There’s an interesting juxtaposition here, I should add, to the research on Housing First. Housing First does mechanically increase the likelihood of having a home: people who get Housing First stay housed longer. Conversely, however, Housing First has no effect on criminal offending or mental health outcomes relative to treatment-as-usual. Treatment-as-usual, in this case, is usually shelter, combined with whatever other patchwork interventions the jurisdiction supplies.
Read this in the context of Christopher et al., and the reasonable conclusion is that many of the problems associated with homelessness are the result of unsheltered homelessness. Give people somewhere to go—shelter or permanent housing—and the problem gets better. Having a lot of people on the street makes many things worse.
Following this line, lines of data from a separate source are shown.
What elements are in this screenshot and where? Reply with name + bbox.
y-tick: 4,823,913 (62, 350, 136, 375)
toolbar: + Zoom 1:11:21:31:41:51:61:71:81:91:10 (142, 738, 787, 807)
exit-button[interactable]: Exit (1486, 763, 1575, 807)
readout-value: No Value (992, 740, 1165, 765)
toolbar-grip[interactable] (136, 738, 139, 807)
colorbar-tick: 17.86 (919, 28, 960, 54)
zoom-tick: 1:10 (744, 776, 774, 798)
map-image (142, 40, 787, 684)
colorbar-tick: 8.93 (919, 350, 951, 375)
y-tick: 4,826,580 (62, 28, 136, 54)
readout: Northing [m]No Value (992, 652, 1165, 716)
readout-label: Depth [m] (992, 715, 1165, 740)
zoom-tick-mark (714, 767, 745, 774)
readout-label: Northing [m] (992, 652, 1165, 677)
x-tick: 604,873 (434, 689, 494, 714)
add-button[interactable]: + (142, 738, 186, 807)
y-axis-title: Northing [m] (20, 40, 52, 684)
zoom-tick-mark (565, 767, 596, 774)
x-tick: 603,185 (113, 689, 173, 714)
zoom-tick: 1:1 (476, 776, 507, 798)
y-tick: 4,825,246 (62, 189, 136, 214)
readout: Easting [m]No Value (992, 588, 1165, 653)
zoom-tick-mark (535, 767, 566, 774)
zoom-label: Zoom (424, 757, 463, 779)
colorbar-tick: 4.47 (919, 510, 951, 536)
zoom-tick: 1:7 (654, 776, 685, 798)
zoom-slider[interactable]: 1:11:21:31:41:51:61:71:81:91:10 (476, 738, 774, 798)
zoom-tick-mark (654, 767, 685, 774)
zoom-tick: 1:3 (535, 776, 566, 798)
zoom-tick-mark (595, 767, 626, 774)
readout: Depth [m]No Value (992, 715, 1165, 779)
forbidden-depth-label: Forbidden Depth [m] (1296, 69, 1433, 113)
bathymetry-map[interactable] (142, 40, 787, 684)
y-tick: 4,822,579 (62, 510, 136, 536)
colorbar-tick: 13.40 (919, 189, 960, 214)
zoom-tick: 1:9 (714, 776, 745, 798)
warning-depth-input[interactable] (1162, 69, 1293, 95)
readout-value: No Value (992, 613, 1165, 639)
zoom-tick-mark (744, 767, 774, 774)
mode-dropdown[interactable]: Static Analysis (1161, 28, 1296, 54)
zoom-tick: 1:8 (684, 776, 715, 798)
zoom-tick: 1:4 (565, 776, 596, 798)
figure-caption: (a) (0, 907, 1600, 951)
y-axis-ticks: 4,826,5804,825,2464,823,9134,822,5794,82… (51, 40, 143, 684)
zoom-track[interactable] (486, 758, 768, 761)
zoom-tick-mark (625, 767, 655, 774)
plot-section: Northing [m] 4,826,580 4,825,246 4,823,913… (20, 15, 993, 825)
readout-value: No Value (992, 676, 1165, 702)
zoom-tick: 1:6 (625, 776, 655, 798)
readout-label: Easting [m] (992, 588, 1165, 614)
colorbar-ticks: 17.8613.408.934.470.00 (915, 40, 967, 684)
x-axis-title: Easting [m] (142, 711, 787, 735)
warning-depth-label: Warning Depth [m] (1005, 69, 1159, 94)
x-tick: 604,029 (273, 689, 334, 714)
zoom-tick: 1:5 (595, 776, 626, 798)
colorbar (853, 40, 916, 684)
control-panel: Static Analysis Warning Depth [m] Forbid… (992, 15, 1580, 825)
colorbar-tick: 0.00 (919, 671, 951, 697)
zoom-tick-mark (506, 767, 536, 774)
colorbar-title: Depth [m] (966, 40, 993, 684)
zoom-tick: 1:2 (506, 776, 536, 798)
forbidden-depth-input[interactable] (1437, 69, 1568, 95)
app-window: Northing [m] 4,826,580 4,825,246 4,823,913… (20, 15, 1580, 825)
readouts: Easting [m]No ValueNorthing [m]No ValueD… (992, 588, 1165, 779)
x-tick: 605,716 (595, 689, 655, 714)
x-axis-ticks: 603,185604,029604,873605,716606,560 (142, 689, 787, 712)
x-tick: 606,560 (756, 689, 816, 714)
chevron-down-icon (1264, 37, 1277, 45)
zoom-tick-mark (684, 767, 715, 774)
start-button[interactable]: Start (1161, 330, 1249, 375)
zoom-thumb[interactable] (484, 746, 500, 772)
The argument then becomes entirely about cost. Unfortunately, today it costs a lot to build affordable housing. We can wait around for publicly funded permanent housing to be built, but it seems like it doesn’t actually do much to address the costs of homelessness. At the margin, shelter almost certainly buys you more bang for your buck.
This last point brings me back to how we think about homelessness and homelessness policy. Often the question we ask—including in the HF debate—is “how can we solve homelessness?” This is the motivation beneath expansive promises to end homelessness. We have spent tens of billions of dollars toward this end, with the result being that homelessness is about as bad as it’s ever been.2
But it turns out that you don’t need to “end homelessness” to address many of the serious social problems associated with unsheltered homelessness. You just need to get people off the streets. When you do, dysfunction goes down, even if you don’t resolve the “root causes” of the problem.
Poisoning presumably means ODs; confusingly, the poisoning estimate isn’t in the relevant appendix table, so I can’t verify that that’s right.
Which doesn’t mean we couldn’t significantly reduce homelessness. We could (by legalizing housing). Which I’m all for! But over here in reality, that’s unlikely to happen tomorrow.





Putting them in prison would also work, for certain values of "work". My understanding is that we (the social "we") aren't looking for policies that just "work", but for policies that will improve the situation for everyone involved, which is a much more difficult task. Which is the higher priority, the welfare of the "homeless", or the welfare of Everybody Else?
ToA, FST
Homelessness is exploding not declining. People need permanent shelter not temporary tent encampments or missions. Some studies have indicated it would cost around $20 billion to provide all homeless American citizens basic shelter. There are millions of homeless in the U.S. not hundreds of thousands as people living their vehicles or couch surfing are also homeless and one step from being on the street. We shouldn’t have any homeless whatsoever in the U.S: or any other wealthy country.